Was macht das Bloggen aus?

  • Jeder kann es tun, wenn er möchte
  • freie Themenwahl, bei der sich innige Kreise von Gleichgesinnten wie von selbst entwickeln. Da können die (z. B.) Stricker noch so sehr über die Sinnblogger lästern, ein jeder hat in seiner Sphäre, seiner Blase aus Gleichgesinnten, ein Forum
  • was wir einzig nicht tun dürfen: denen, die uns nichts sagen, die uns nicht inspirieren, das Lebensrecht absprechen. Im Web ist genug Platz für alle.
  • du profitierst, sobald du deinen ersten Blogeintrag schreibst, weil unmittelbar (theoretisch) jeder ihn lesen kann und sich deiner Kommentarfunktion bedienen kann, um mit dir in Kontakt zu treten, dich zu bestätigen, dir Tipps zu geben.

Das Phänomen Weblog ist, wegen der vielen Laien, die daran teilnehmen dürfen, leider verschrien als literarisch hobbyistische Zeiterscheinung, die sich nicht allzu lange halten wird. (Auch ich, der ich lange schreiben geübt habe und mich mit Wortgebrauch leidlich auskenne, sehe mich noch immer als Laie). Und finde es gemein, einem Menschen gegenüber, der einzig wegen des Mangels an Übung nicht so gut in der Lage ist, Gedanken oder Gefühle auszudrücken, sein natürliches Recht, sich trotzdem zu äußern, abzusprechen.

Es war schon immer ein Zeichen von Größe, anderen zuhören zu können, auch wenn sie nicht den ach-so-heiligen-mühsam-erarbeiteten-Verhaltenskodex beherrschen, den man sich selbst im Laufe seines Lebens erarbeitet hat.

Ja. Vielleicht hätte ich höchstpersönlich während der französischen Revolution den Schalthebel der Guillotine betätigt, um die Körper uneinsichtiger Adeliger, die sich etwas darauf einbilden, dass sie mit Messer und Gabel essen können, vom Kopf zu trennen.
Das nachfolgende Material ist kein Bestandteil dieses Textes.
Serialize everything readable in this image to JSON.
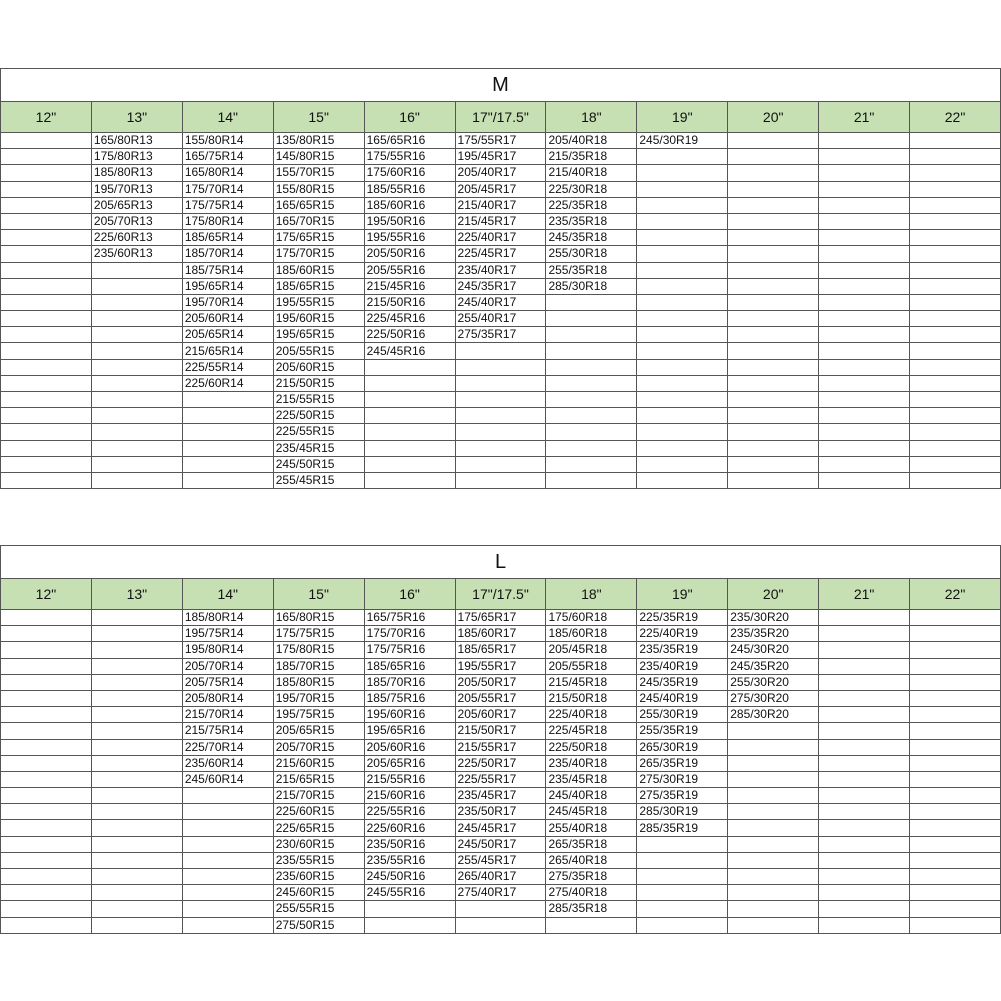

Nichts ist schlimmer, als Arroganz.

Weil es nicht richtig ist, geradezu rassistisch, andere Menschen mit ähnlichem Potenzial wie man selbst, als schlechtere Menschen abzutun und sie auch so zu behandeln.

Ich schweife ab.

Aber so ähnlich wird die Bloggosphäre diskutiert. Die angeblich Besseren erheben sich über die vermeintlich Schlechteren, nur um zu bestimmen, ich bin gut und du bist schlecht, ich habe das Recht hier zu sein und du nicht. Was für ein Quatsch.

Noch schlimmer sind die Literaten, die die Bloggosphäre argwöhnisch belächeln. Irgendwann werden auch ihre Köpfe rollen.

Nun gerät dieser Artikel zu einer Hommage an die Demokratie, wenn nicht gar an die Anarchie.

Dabei unternehme ich doch nur den Versuch, so etwas Unerklärliches, wie die Bloggosphäre zu erklären.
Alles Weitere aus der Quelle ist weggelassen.